# Anyone:  picture of MOLD on BUD??



## MrPuffAlot (Jul 12, 2007)

Reading the harvest/curing section how to's.
You see alot about Mold.

Im curious what it looks like.  

And know what to look for, when time comes to harvest.

:hubba:


----------



## Mutt (Jul 12, 2007)

grey Mold when growing
http://www.marijuanapassion.com/forum/showthread.php?t=1540&highlight=grey

outdoor mold after harvest before trimming.
http://www.marijuanapassion.com/forum/showthread.php?t=807&highlight=grey

hope this helps.


----------



## MrPuffAlot (Jul 12, 2007)

Mental note:

Do not smoke any more cigs in my grow room.

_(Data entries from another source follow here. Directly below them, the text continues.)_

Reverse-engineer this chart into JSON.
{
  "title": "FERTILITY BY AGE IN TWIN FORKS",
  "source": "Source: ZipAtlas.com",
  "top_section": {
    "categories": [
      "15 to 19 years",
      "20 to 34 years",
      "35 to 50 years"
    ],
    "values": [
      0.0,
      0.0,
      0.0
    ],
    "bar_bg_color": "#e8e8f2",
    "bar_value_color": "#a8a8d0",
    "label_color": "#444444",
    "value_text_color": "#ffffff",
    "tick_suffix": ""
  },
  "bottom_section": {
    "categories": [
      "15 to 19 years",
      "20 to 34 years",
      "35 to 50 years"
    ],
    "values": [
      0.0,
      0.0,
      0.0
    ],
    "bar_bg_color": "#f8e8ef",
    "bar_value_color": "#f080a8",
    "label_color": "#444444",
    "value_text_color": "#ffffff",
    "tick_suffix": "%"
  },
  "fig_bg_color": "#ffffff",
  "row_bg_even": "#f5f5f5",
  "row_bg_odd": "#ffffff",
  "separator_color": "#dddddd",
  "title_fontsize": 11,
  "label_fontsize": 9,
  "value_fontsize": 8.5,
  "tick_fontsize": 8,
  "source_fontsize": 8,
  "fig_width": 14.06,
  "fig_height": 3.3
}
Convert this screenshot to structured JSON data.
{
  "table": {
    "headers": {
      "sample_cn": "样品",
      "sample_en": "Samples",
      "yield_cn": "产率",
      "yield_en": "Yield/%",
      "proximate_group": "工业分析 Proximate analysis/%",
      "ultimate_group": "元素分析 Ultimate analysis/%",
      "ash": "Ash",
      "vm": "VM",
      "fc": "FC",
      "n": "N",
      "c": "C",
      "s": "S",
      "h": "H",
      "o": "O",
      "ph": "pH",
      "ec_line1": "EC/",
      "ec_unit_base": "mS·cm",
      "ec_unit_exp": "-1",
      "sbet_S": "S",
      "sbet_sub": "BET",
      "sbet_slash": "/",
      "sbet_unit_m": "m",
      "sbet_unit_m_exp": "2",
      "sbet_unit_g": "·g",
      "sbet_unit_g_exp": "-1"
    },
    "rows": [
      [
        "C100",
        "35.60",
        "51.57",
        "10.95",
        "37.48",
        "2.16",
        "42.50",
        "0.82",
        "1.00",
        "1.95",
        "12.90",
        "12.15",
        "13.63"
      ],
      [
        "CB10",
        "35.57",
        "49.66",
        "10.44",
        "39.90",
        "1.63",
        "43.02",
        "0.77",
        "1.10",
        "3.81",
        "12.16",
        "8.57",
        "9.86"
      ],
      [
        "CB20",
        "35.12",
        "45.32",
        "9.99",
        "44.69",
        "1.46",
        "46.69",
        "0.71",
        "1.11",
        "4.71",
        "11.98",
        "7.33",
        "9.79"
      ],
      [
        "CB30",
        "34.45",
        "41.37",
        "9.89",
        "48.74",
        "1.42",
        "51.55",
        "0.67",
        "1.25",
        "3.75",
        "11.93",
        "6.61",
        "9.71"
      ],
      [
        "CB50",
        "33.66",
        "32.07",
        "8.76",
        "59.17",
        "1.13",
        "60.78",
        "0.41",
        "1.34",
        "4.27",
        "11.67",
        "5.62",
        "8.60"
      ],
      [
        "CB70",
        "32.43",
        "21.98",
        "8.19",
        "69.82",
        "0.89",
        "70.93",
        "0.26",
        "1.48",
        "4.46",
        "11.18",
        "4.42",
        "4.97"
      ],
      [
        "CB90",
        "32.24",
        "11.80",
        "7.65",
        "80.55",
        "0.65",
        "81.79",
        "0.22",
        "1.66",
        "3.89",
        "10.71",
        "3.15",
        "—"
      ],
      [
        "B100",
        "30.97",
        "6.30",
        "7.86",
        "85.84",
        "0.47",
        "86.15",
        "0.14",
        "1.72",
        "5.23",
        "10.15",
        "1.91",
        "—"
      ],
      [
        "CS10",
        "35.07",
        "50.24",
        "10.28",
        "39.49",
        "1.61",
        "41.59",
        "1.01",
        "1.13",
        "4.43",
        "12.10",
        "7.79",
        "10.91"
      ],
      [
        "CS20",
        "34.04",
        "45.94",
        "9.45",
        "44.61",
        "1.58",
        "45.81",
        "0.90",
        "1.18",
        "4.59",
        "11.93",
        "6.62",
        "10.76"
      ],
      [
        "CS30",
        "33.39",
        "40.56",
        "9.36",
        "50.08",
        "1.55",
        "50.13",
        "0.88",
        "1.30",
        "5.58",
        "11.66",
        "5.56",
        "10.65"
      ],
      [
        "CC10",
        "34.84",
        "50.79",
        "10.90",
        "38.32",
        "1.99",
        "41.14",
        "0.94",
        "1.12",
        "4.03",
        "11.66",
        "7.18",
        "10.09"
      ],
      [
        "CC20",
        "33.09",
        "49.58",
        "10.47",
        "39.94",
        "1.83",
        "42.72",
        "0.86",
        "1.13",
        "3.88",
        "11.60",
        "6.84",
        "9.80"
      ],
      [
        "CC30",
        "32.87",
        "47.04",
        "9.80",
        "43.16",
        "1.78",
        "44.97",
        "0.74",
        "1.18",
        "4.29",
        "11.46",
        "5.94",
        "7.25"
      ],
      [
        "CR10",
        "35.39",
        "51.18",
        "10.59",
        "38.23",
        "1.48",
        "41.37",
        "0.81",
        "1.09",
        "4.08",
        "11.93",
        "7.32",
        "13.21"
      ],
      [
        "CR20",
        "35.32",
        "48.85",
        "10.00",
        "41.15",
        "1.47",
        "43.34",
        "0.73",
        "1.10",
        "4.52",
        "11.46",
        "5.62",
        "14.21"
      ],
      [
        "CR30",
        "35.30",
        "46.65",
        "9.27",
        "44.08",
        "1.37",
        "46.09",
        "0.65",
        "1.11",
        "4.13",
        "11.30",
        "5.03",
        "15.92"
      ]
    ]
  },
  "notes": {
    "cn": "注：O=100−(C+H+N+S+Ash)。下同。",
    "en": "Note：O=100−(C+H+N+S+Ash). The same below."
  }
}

Do not take any cigarettes into the grow room.

Wash my hands after smoking a cig, before I enter the grow room.

THanks MUTT


----------



## Growdude (Jul 13, 2007)

MrPuffAlot said:
			
		

> Reading the harvest/curing section how to's.
> You see alot about Mold.
> 
> Im curious what it looks like.
> ...


 
I have found that you need too pull open the big buds and look inside them, both while growing and when you start curing.

The mold will start growing inside where you cant see it.


----------



## 420check420 (Jul 13, 2007)

that second link isint mold, its a naaaasty case of black scale... the friggin plague :S


----------